Burada vapurdan iner inmez ben bir köşede valizlerin başını bekledim eşim de gidip araç kiraladı. Nissan Micra ve 50 euro 🙂 Burada da merkezden 6 km uzaktaki Aya Anna isimli köye geçtik. Kalacak yer araştırması yaparken genç bir arkadaşın blogunda bahsettiği küçük ve temiz bir otel vardı, Artemis Hotel. Blogun ismini ne yazık ki şu an hatırlayamıyorum. Fiyatı da çok uygun olduğu için ,gecelik 45 euro, orayı tercih ettik. Hotel denize 2 dakika mesafede. Burada da deniz çok güzel ama fazla kalabalıktı. Sığ ve dibi kum ama tertemiz. Çocuklu bir aileyseniz rahat edersiniz.Daha çok Alman turistleri gördük diyebilirim.

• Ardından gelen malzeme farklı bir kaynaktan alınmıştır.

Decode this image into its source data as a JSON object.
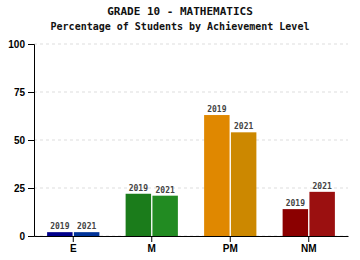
{
  "chart_data": {
    "type": "bar",
    "title": "GRADE 10 - MATHEMATICS",
    "subtitle": "Percentage of Students by Achievement Level",
    "categories": [
      "E",
      "M",
      "PM",
      "NM"
    ],
    "series": [
      {
        "name": "2019",
        "colors": [
          "#00008B",
          "#1B7C1B",
          "#E08800",
          "#8B0000"
        ],
        "values": [
          2,
          22,
          63,
          14
        ]
      },
      {
        "name": "2021",
        "colors": [
          "#003399",
          "#228B22",
          "#CC8800",
          "#9B1010"
        ],
        "values": [
          2,
          21,
          54,
          23
        ]
      }
    ],
    "ylim": [
      0,
      100
    ],
    "yticks": [
      0,
      25,
      50,
      75,
      100
    ],
    "grid": true
  }
}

O akşam üstü güneşi batırmak için Portara denen antik yapının oraya gittik. Portara kapı demek, bu antik mekandan geriye bu kapı çerçevesi kaldığı için böyle isimlendirmişler.

Mekan M.Ö 530 civarında tapınak olarak inşa edilmeye başlanmış fakat savaşlar yüzünden hiç bitirilememiş. Biz de çoğunluk gibi burada kayalara oturup romantizmin doruklarında güneşi batırdık.

O gece yemeğimizi adanın içine doğru bir meydandaki Fotis Greek Cuisine isimli yerde yedik. Hiç bilmeden girdiğimiz bu yerde yemekler fena değildi. Sonrasında da geceyi her yaz gecesinde olması gerektiği gibi dondurma ile sonlandırdık.

Ertesi gün hava kapalıydı biraz. Biz de dağ köylerini gezelim istedik.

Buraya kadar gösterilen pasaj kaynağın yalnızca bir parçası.